L’annullamento di ogni differenza sostanziale fra maggioranza e opposizione, e l’esclusione dalla vita politica del Paese di tutte le forze che si ostinavano a mantenere anche una sola parvenza di impianto ideologico, hanno fatto sì che funamboli del nulla assoluto come Sorgi, Facci, Stella, Testa e via dicendo divenissero i padroni incontrastati del cosiddetto “opinionismo”.
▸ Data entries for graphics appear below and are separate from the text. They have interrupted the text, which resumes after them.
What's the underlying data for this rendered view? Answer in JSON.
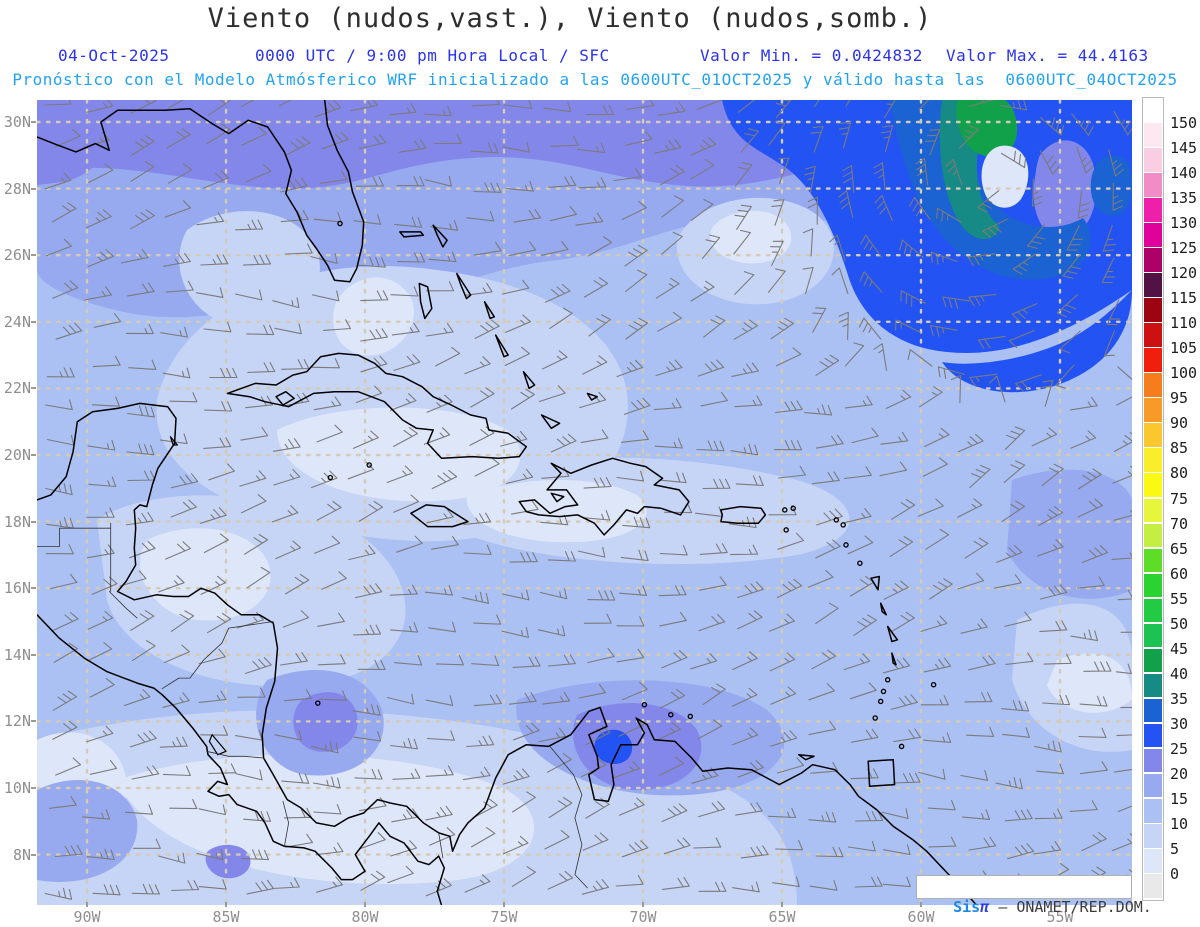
{
  "header": {
    "title": "Viento (nudos,vast.), Viento (nudos,somb.)",
    "info_line": {
      "date": "04-Oct-2025",
      "validity": "0000 UTC / 9:00 pm Hora Local / SFC",
      "valor_min": "Valor Min. = 0.0424832",
      "valor_max": "Valor Max. = 44.4163"
    },
    "model_line": "Pronóstico con el Modelo Atmósferico WRF inicializado a las 0600UTC_01OCT2025 y válido hasta las  0600UTC_04OCT2025"
  },
  "map": {
    "lat_tick_labels": [
      "30N",
      "28N",
      "26N",
      "24N",
      "22N",
      "20N",
      "18N",
      "16N",
      "14N",
      "12N",
      "10N",
      "8N"
    ],
    "lon_tick_labels": [
      "90W",
      "85W",
      "80W",
      "75W",
      "70W",
      "65W",
      "60W",
      "55W"
    ],
    "watermark": {
      "brand": "Sis",
      "pi": "π",
      "suffix": " – ONAMET/REP.DOM."
    }
  },
  "colorbar": {
    "tick_labels": [
      "0",
      "5",
      "10",
      "15",
      "20",
      "25",
      "30",
      "35",
      "40",
      "45",
      "50",
      "55",
      "60",
      "65",
      "70",
      "75",
      "80",
      "85",
      "90",
      "95",
      "100",
      "105",
      "110",
      "115",
      "120",
      "125",
      "130",
      "135",
      "140",
      "145",
      "150"
    ],
    "cell_colors_bottom_to_top": [
      "#e9e9e9",
      "#dee6f9",
      "#c6d4f6",
      "#abc0f3",
      "#97a9ef",
      "#8487ea",
      "#2453f4",
      "#1b62d2",
      "#168a84",
      "#12a14b",
      "#1cc352",
      "#22cb43",
      "#2ad32f",
      "#5ddd28",
      "#c4ef42",
      "#e6f63c",
      "#f9f914",
      "#f8ee2c",
      "#fac82e",
      "#f79a28",
      "#f67d1d",
      "#f01e0d",
      "#cd1112",
      "#9b0410",
      "#521244",
      "#ad0167",
      "#e0009b",
      "#ee1fa8",
      "#f18cc6",
      "#f9cde2",
      "#fde7f0",
      "#ffffff"
    ]
  },
  "chart_data": {
    "type": "heatmap",
    "title": "Viento (nudos,vast.), Viento (nudos,somb.)",
    "variable": "Viento",
    "units": "nudos",
    "date": "04-Oct-2025",
    "valid": "0000 UTC / 9:00 pm Hora Local / SFC",
    "value_min": 0.0424832,
    "value_max": 44.4163,
    "model": "WRF",
    "initialized": "0600UTC_01OCT2025",
    "valid_until": "0600UTC_04OCT2025",
    "x_axis": {
      "label": "longitude",
      "ticks": [
        "90W",
        "85W",
        "80W",
        "75W",
        "70W",
        "65W",
        "60W",
        "55W"
      ]
    },
    "y_axis": {
      "label": "latitude",
      "ticks": [
        "30N",
        "28N",
        "26N",
        "24N",
        "22N",
        "20N",
        "18N",
        "16N",
        "14N",
        "12N",
        "10N",
        "8N"
      ]
    },
    "colorbar_levels_knots": [
      0,
      5,
      10,
      15,
      20,
      25,
      30,
      35,
      40,
      45,
      50,
      55,
      60,
      65,
      70,
      75,
      80,
      85,
      90,
      95,
      100,
      105,
      110,
      115,
      120,
      125,
      130,
      135,
      140,
      145,
      150
    ],
    "legend_position": "right",
    "grid": true,
    "overlays": [
      "wind barbs",
      "coastlines"
    ],
    "source": "SisPI – ONAMET/REP.DOM."
  }
}
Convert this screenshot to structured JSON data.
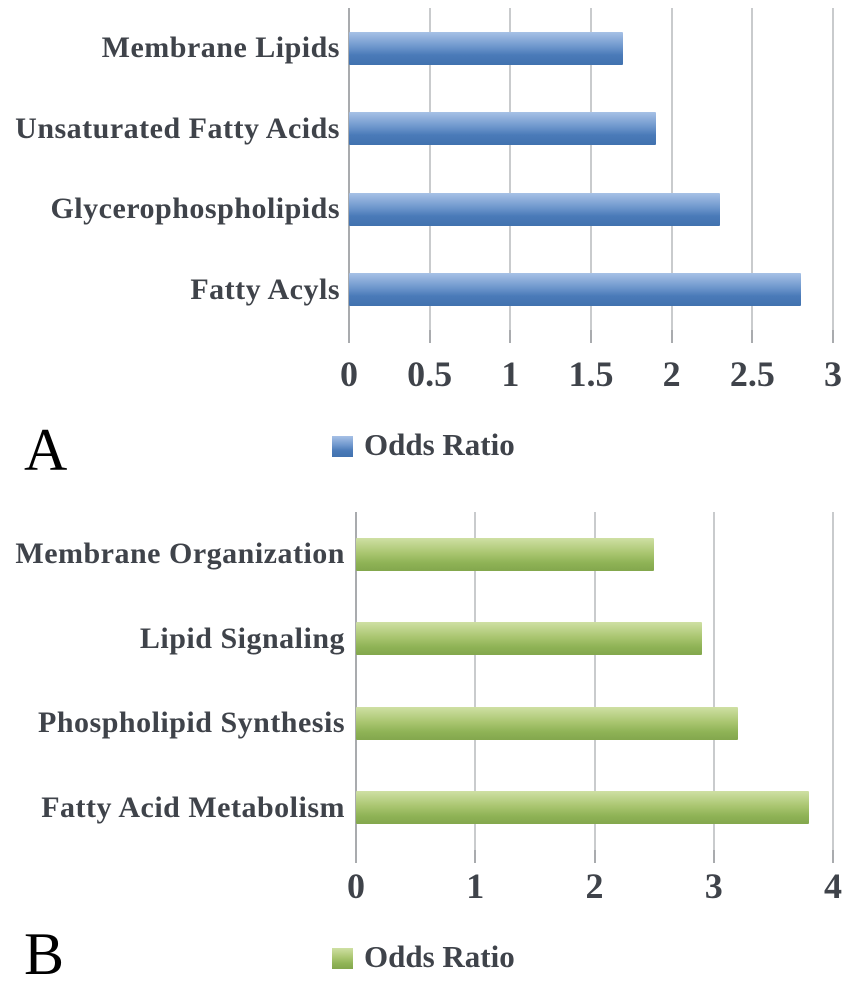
{
  "figure": {
    "background": "#ffffff",
    "grid_color": "#c9cbcd",
    "axis_color": "#a9abae",
    "text_color": "#3f434a"
  },
  "chart_data": [
    {
      "type": "bar",
      "orientation": "horizontal",
      "panel_label": "A",
      "title": "",
      "categories": [
        "Membrane Lipids",
        "Unsaturated Fatty Acids",
        "Glycerophospholipids",
        "Fatty Acyls"
      ],
      "values": [
        1.7,
        1.9,
        2.3,
        2.8
      ],
      "series_name": "Odds Ratio",
      "legend_label": "Odds Ratio",
      "legend_position": "bottom",
      "xlabel": "",
      "ylabel": "",
      "xlim": [
        0,
        3
      ],
      "xticks": [
        0,
        0.5,
        1,
        1.5,
        2,
        2.5,
        3
      ],
      "tick_labels": [
        "0",
        "0.5",
        "1",
        "1.5",
        "2",
        "2.5",
        "3"
      ],
      "grid": true,
      "bar_color": "#4f81bd",
      "bar_gradient": [
        "#a7c1e6 0%",
        "#6d96cc 45%",
        "#4a7ab8 70%",
        "#4172af 100%"
      ]
    },
    {
      "type": "bar",
      "orientation": "horizontal",
      "panel_label": "B",
      "title": "",
      "categories": [
        "Membrane Organization",
        "Lipid Signaling",
        "Phospholipid Synthesis",
        "Fatty Acid Metabolism"
      ],
      "values": [
        2.5,
        2.9,
        3.2,
        3.8
      ],
      "series_name": "Odds Ratio",
      "legend_label": "Odds Ratio",
      "legend_position": "bottom",
      "xlabel": "",
      "ylabel": "",
      "xlim": [
        0,
        4
      ],
      "xticks": [
        0,
        1,
        2,
        3,
        4
      ],
      "tick_labels": [
        "0",
        "1",
        "2",
        "3",
        "4"
      ],
      "grid": true,
      "bar_color": "#9bbb59",
      "bar_gradient": [
        "#cfe0a4 0%",
        "#aac671 45%",
        "#8fb356 75%",
        "#83a74d 100%"
      ]
    }
  ]
}
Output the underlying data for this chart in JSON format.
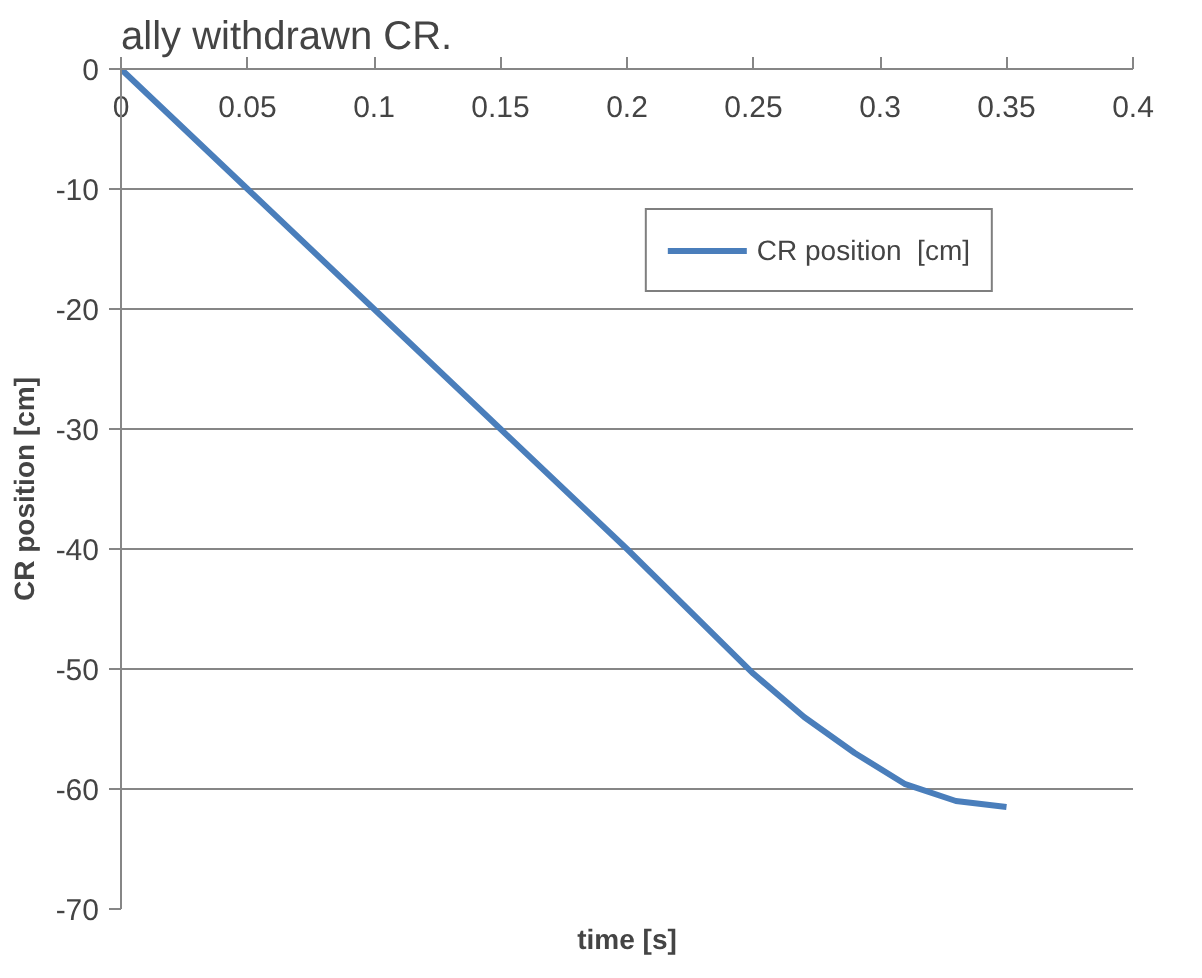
{
  "chart_data": {
    "type": "line",
    "title": "ally withdrawn CR.",
    "xlabel": "time [s]",
    "ylabel": "CR position [cm]",
    "x": [
      0,
      0.05,
      0.1,
      0.15,
      0.2,
      0.25,
      0.27,
      0.29,
      0.31,
      0.33,
      0.35
    ],
    "series": [
      {
        "name": "CR position  [cm]",
        "color": "#4a7ebb",
        "values": [
          0,
          -10,
          -20,
          -30,
          -40,
          -50.4,
          -54,
          -57,
          -59.6,
          -61,
          -61.5
        ]
      }
    ],
    "xlim": [
      0,
      0.4
    ],
    "xticks": [
      0,
      0.05,
      0.1,
      0.15,
      0.2,
      0.25,
      0.3,
      0.35,
      0.4
    ],
    "ylim": [
      -70,
      0
    ],
    "yticks": [
      -70,
      -60,
      -50,
      -40,
      -30,
      -20,
      -10,
      0
    ],
    "grid": "y",
    "legend": "top right",
    "marker": "none",
    "line_style": "solid"
  }
}
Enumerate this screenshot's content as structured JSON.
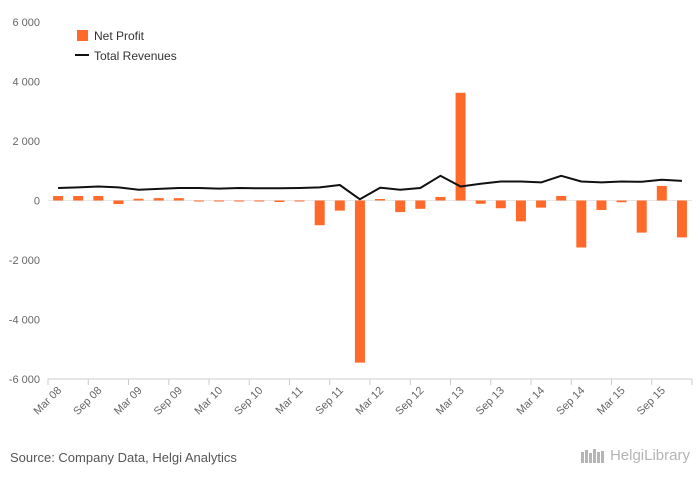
{
  "chart_data": {
    "type": "bar",
    "title": "",
    "xlabel": "",
    "ylabel": "",
    "ylim": [
      -6000,
      6000
    ],
    "yticks": [
      6000,
      4000,
      2000,
      0,
      -2000,
      -4000,
      -6000
    ],
    "ytick_labels": [
      "6 000",
      "4 000",
      "2 000",
      "0",
      "-2 000",
      "-4 000",
      "-6 000"
    ],
    "categories": [
      "Mar 08",
      "Jun 08",
      "Sep 08",
      "Dec 08",
      "Mar 09",
      "Jun 09",
      "Sep 09",
      "Dec 09",
      "Mar 10",
      "Jun 10",
      "Sep 10",
      "Dec 10",
      "Mar 11",
      "Jun 11",
      "Sep 11",
      "Dec 11",
      "Mar 12",
      "Jun 12",
      "Sep 12",
      "Dec 12",
      "Mar 13",
      "Jun 13",
      "Sep 13",
      "Dec 13",
      "Mar 14",
      "Jun 14",
      "Sep 14",
      "Dec 14",
      "Mar 15",
      "Jun 15",
      "Sep 15",
      "Dec 15"
    ],
    "x_tick_labels": [
      "Mar 08",
      "Sep 08",
      "Mar 09",
      "Sep 09",
      "Mar 10",
      "Sep 10",
      "Mar 11",
      "Sep 11",
      "Mar 12",
      "Sep 12",
      "Mar 13",
      "Sep 13",
      "Mar 14",
      "Sep 14",
      "Mar 15",
      "Sep 15"
    ],
    "series": [
      {
        "name": "Net Profit",
        "kind": "bar",
        "color": "#ff6a2b",
        "values": [
          150,
          150,
          150,
          -120,
          60,
          80,
          80,
          0,
          -20,
          -30,
          -30,
          -50,
          -30,
          -830,
          -340,
          -5450,
          50,
          -390,
          -280,
          120,
          3620,
          -110,
          -260,
          -700,
          -240,
          150,
          -1580,
          -320,
          -60,
          -1080,
          490,
          -1240
        ]
      },
      {
        "name": "Total Revenues",
        "kind": "line",
        "color": "#111111",
        "values": [
          420,
          440,
          470,
          440,
          360,
          390,
          420,
          420,
          400,
          420,
          410,
          410,
          420,
          440,
          520,
          40,
          430,
          360,
          420,
          830,
          470,
          560,
          640,
          640,
          610,
          830,
          640,
          610,
          640,
          630,
          700,
          660
        ]
      }
    ],
    "legend_position": "top-left"
  },
  "footer": {
    "source": "Source: Company Data, Helgi Analytics",
    "brand": "HelgiLibrary"
  }
}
E i danni di questa “deriva del nulla”, dal punto di vista culturale nonché, in ultima analisi, anche sociale, sono già facilmente riscontrabili anche se, ancora, difficilmente quantificabili.
L’ultimo saggio di Chicco Testa, ospite ieri sera da Santoro ad AnnoZero, da una parte ha contribuito ad aggiungere disinformazione alla disinformazione dilagante in quanto seminata dai principali mezzi di comunicazione di massa, dall’altra ha fatto emergere il livello di incompetenza, di gretta ignoranza e di dozzinale pressappochismo che caratterizza questi maldestri giocolieri delle mezze verità.
Dopo aver parlato a sproposito per tutta la puntata dimostrando di non avere la minima padronanza della materia su cui, con performante sicumera, stava dissertando - ovvero la gestione dei materiali post-consumo (impropriamente chiamati “rifiuti”) - il Chicco nazionale è arrivato ad affermare che “le ceneri dei termocombustori sono materiali inerti, quindi non pericolosi”.
Abbiamo buoni motivi per credere che un pur minoritario, ma tuttavia consistente coro di pernacchie si sia sollevato all'unisono da più parti del Paese.
Le ceneri e le scorie degli inceneritori, che per peso ammontano a circa il 30% del quantitativo di rifiuti incenerito (esattamente dal 20 al 25% di scorie e intorno al 5% di ceneri) rientrano nella categoria dei cosiddetti rifiuti speciali tossico-nocivi, per cui debbono essere inviate in Germania, dove vengono stoccate in discariche speciali situate in miniere di salgemma abbandonate.
Testa non lo sapeva. Non sapeva nemmeno, mesi fa, che il carbone pulito è un’idiozia, una fantatecnologia da Star Trek con cui qualcuno vuole convincere le popolazioni del Polesine e dell’Alto Lazio che impiantare due megamostri a carbone da 2600 MW non comporterà alcun effetto dannoso per la salute dei residenti, per l’agricoltura e per la pesca. Testa diceva che la Cina e l’India inquinano così tanto che, centrale più o centrale meno, di merda ne respiriamo comunque a tonnellate.
E’ vero. Ma, piccolo particolare, l’umanità si trova a dover tentare di salvare il Pianeta dalla catastrofe, e non di finire di spremerlo come un limone, quasi ne avesse un altro su cui andare a vivere. Questo è un concetto che nella testa di Testa non ha trovato asilo.
Tralasciamo tutto il resto, su cui è meglio stendere un velo pietoso. Sorvoliamo sui dietrofront di questo "ambientalista per professione", che nel 1987 fu tra i promotori del referendum contro il nucleare ed ora va in giro a raccontare che "non è immaginabile un mondo senza il nucleare". Sorvoliamo sul periodo di presidenza dell'ENEL, sorvoliamo su tutto.
Un capitolo a sé meriterebbe il suo insigne collega Realacci, altro apologeta dell’ “ambientalismo del sì”, che consiste nell’autodefinirsi ambientalisti e dire di sì a tutti gli scempi possibili ed immaginabili, dagli inceneritori al ponte sullo Stretto, dalla perforazione delle rocce amiantifere della Val di Susa al Mose, tutte “grandi opere” guarda caso targate Impregilo...
Ma forse non è un caso che gente come Testa e Realacci vengano chiamati a parlare di ambiente nei salotti televisivi: la loro totale ignoranza in materia ambientale, forse mista a malafede e ad una buona dose di faziosità sviluppista, li rende degni rappresentanti di spicco di un sedicente movimento ambientalista autoreferenziale e trasversale in una penisola dove tutto è a rovescio.